Upstream thinking is the idea of looking past downstream problems to identify what are their underlying causes (you could think of this as related to Toyota’s “five whys” approach), and working to fix those instead. Let’s take a look at some common symptoms of upstream problems:
Frequent breakages. If you are constantly putting out fires, there is always some underlying problem at play. Take a look at commonalities across all the issues and you will likely find several factors. For example, perhaps there were untested changes shipped to production. In that case you need more robust testing and CI. Or perhaps your service was overloaded with a traffic spike. In that case you need better throttling or scaling. The exact solution will of course depend, but the key is that robust systems shouldn’t need constant tending. Take some time out of oncall duties and spend them on thinking of ways to improve the system.
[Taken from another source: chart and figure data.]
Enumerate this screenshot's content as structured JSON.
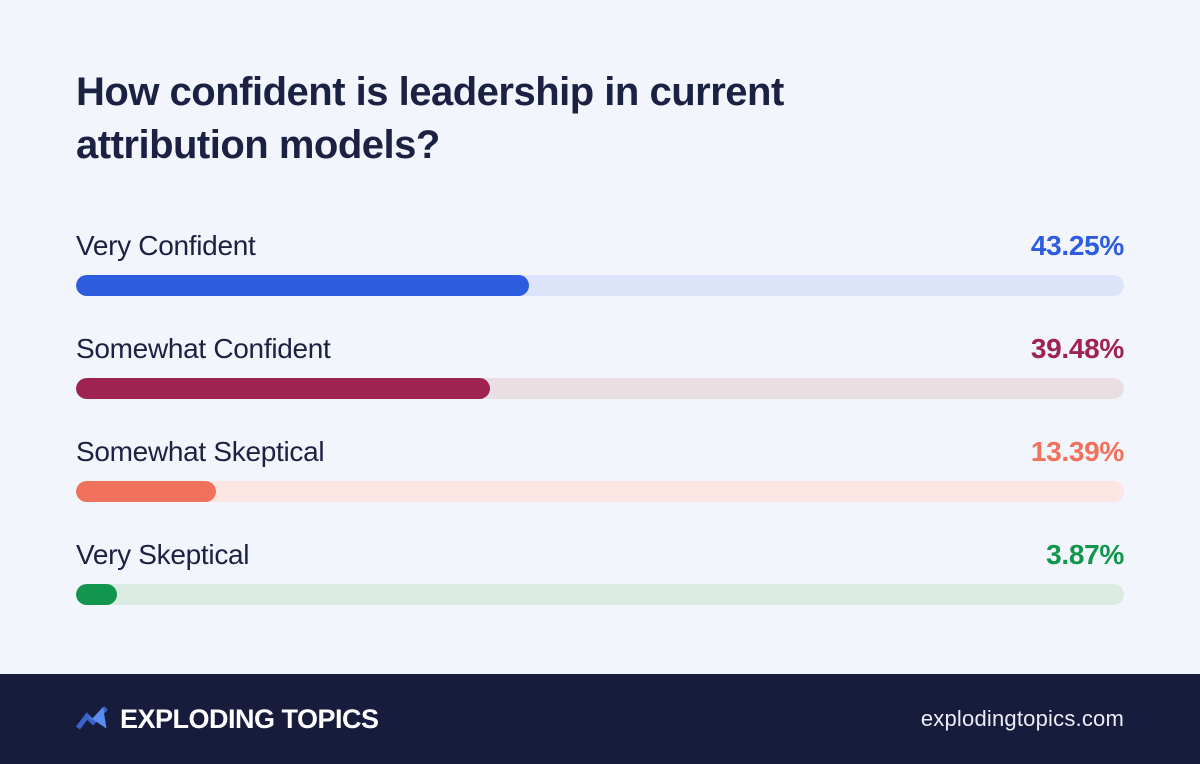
{
  "title": "How confident is leadership in current attribution models?",
  "chart_data": {
    "type": "bar",
    "orientation": "horizontal",
    "title": "How confident is leadership in current attribution models?",
    "categories": [
      "Very Confident",
      "Somewhat Confident",
      "Somewhat Skeptical",
      "Very Skeptical"
    ],
    "values": [
      43.25,
      39.48,
      13.39,
      3.87
    ],
    "value_labels": [
      "43.25%",
      "39.48%",
      "13.39%",
      "3.87%"
    ],
    "xlim": [
      0,
      100
    ],
    "grid": false,
    "legend": false
  },
  "rows": [
    {
      "label": "Very Confident",
      "value": "43.25%",
      "pct": 43.25,
      "fill": "#2e5cdf",
      "track": "#dbe4f8",
      "value_color": "#2e5cdf"
    },
    {
      "label": "Somewhat Confident",
      "value": "39.48%",
      "pct": 39.48,
      "fill": "#9e2350",
      "track": "#e9dfe3",
      "value_color": "#9e2350"
    },
    {
      "label": "Somewhat Skeptical",
      "value": "13.39%",
      "pct": 13.39,
      "fill": "#f0715c",
      "track": "#fbe6e4",
      "value_color": "#f0715c"
    },
    {
      "label": "Very Skeptical",
      "value": "3.87%",
      "pct": 3.87,
      "fill": "#12964e",
      "track": "#dcebe1",
      "value_color": "#12964e"
    }
  ],
  "footer": {
    "brand": "EXPLODING TOPICS",
    "site": "explodingtopics.com"
  },
  "colors": {
    "background": "#f2f6fc",
    "text": "#1b2142",
    "footer_background": "#171b3c",
    "logo_blue_dark": "#3a63c9",
    "logo_blue_light": "#5b8cf0"
  }
}
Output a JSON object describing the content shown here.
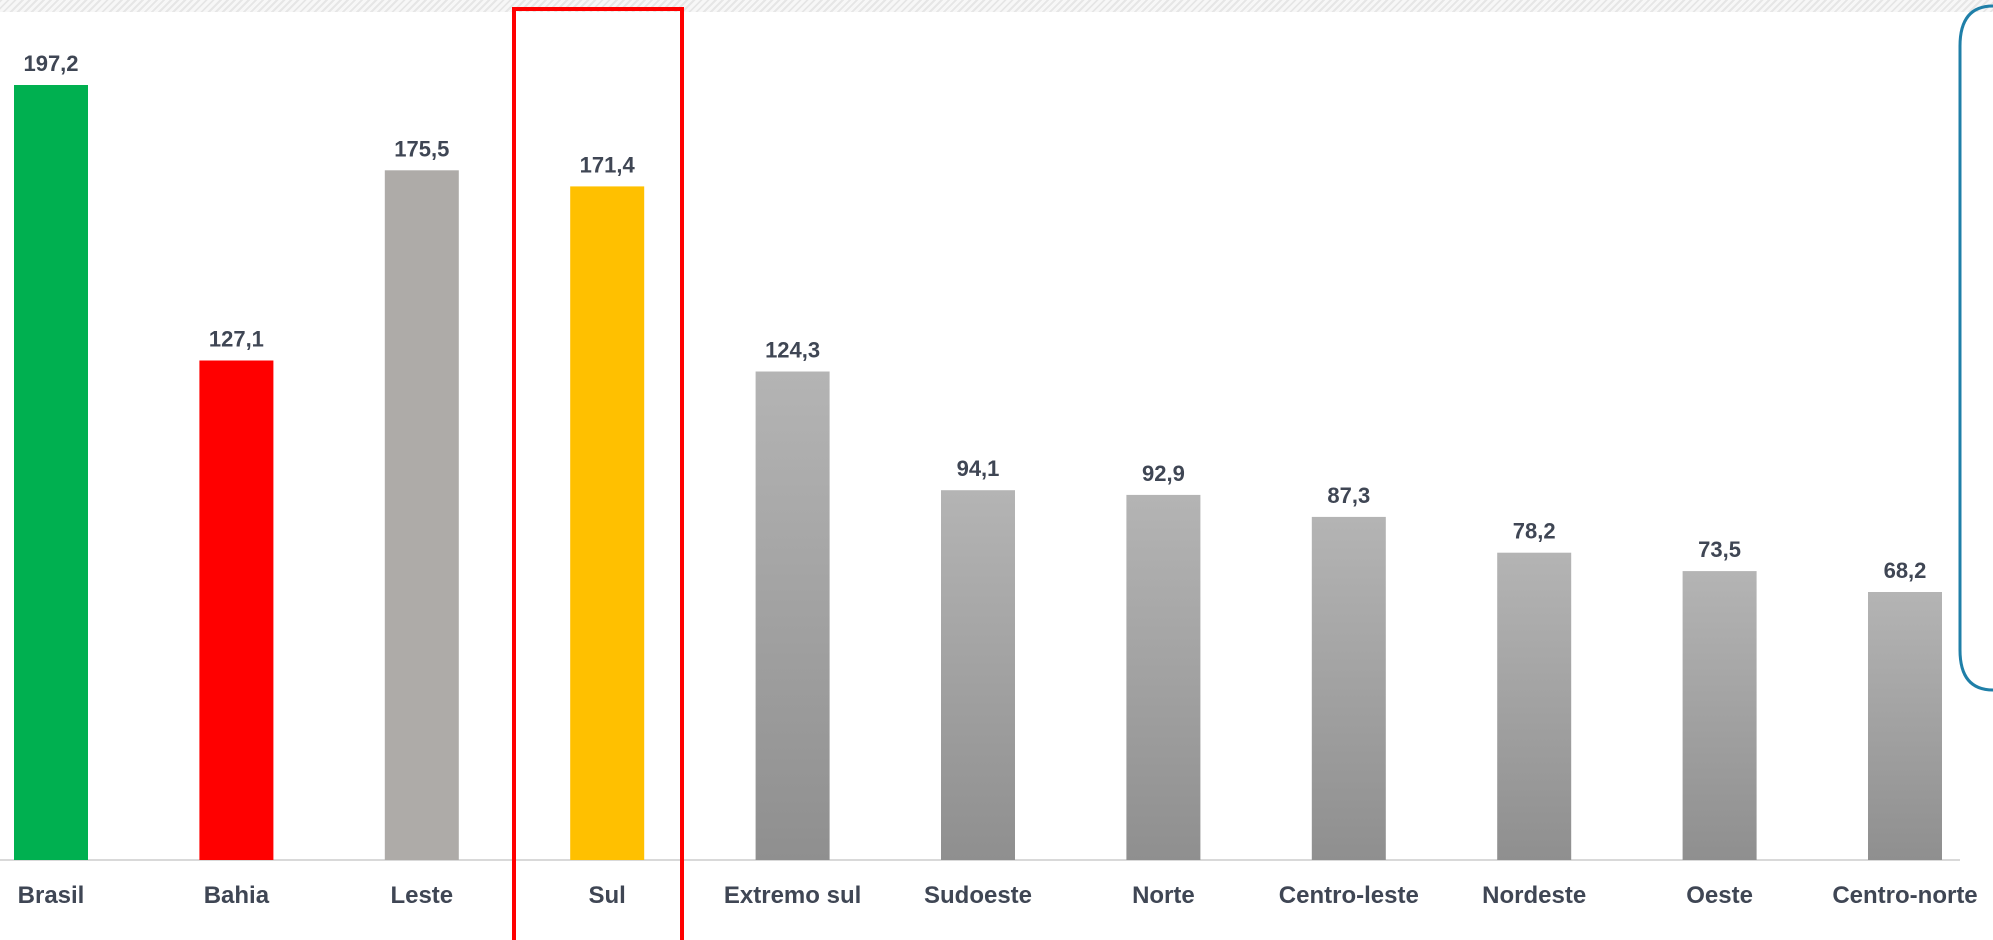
{
  "chart_data": {
    "type": "bar",
    "title": "",
    "xlabel": "",
    "ylabel": "",
    "ylim": [
      0,
      200
    ],
    "grid": false,
    "legend": "none",
    "categories": [
      "Brasil",
      "Bahia",
      "Leste",
      "Sul",
      "Extremo sul",
      "Sudoeste",
      "Norte",
      "Centro-leste",
      "Nordeste",
      "Oeste",
      "Centro-norte"
    ],
    "values": [
      197.2,
      127.1,
      175.5,
      171.4,
      124.3,
      94.1,
      92.9,
      87.3,
      78.2,
      73.5,
      68.2
    ],
    "value_labels": [
      "197,2",
      "127,1",
      "175,5",
      "171,4",
      "124,3",
      "94,1",
      "92,9",
      "87,3",
      "78,2",
      "73,5",
      "68,2"
    ],
    "bar_colors": [
      "#00b050",
      "#ff0000",
      "#aeaba8",
      "#ffc000",
      "gradient-gray",
      "gradient-gray",
      "gradient-gray",
      "gradient-gray",
      "gradient-gray",
      "gradient-gray",
      "gradient-gray"
    ],
    "highlighted_category": "Sul",
    "highlight_color": "#ff0000",
    "callout_border_color": "#1f7fa8"
  }
}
Too big a backlog. A ubiquitous problem with every team I’ve worked on has been too much backlog. Every team seems to have hundreds of items they’d theoretically like to do, but clearly won’t have enough time to get to. Typically this is addressed by some kind of “fix week” or other event to reduce the backlog. But inevitably this only handles a small percentage of the items, and the backlog keeps growing. Instead we should take an upstream approach. Why are there too many backlog items? Is it because people are spending time on the wrong things (this is unlikely)? Or is it because too many low priority things are added that will never realistically get fixed (probably this)? In the latter case there needs to be more vigilance with what is allowed to be added, there should only be an amount that can reasonably be actually done.
Too many alerts. Another ubiquitous problem is that teams have too many alerts. You get 10+ messages every day that some value is not where it is expected to be. As a result everyone quickly learns to ignore them. And so when there is a real issue, the alert that detected it falls into the noise. Ignoring alerts is just ignoring the downstream symptom. The real problem is that alerts need to be actionable a high percentage of the time. Merely informational alerts or those with many false positives are worse than nothing, because they drown out high signal alerts. Try having fewer, but higher signal alerts, and keep a very high bar for what can qualify as an alert, culling any that stop meeting it.
Missed deadlines. Projects often have deadlines, and inevitably these get pushed back or missed completely. As a deadline nears, it may be tempting to add more engineers to a project to restore the deadline. Of course many of us know that “adding workers to a late software project makes it even later” (Brooks’s Law). But since there is no alternative, we do it anyway. Instead we should consider the upstream actions that led to the missed deadline. This might be that the initial time estimate was bad (the “planning fallacy”). It could be that too much time was spent in operational work (see the above three items). It could be that not enough time was spent on designing the system, so that it wasn’t easy to build it. Or it could be that too much time was spent planning, not leaving enough time to actually build it. Or perhaps the right people weren’t involved, or not involved early enough. These are all things that should be considered at the start of a project, but unfortunately they often only happen at the end, when it’s too late.
In all these cases it’s tempting to treat the symptoms directly, and that’s what often occurs. Still, in the long run it’s more effective to “move upstream” and prevent the problem from ever recurring. Whenever you encounter a situation it’s always helpful to think about “what was the underlying cause” and “how can I prevent this from happening again”. This can help you to direct your efforts upstream.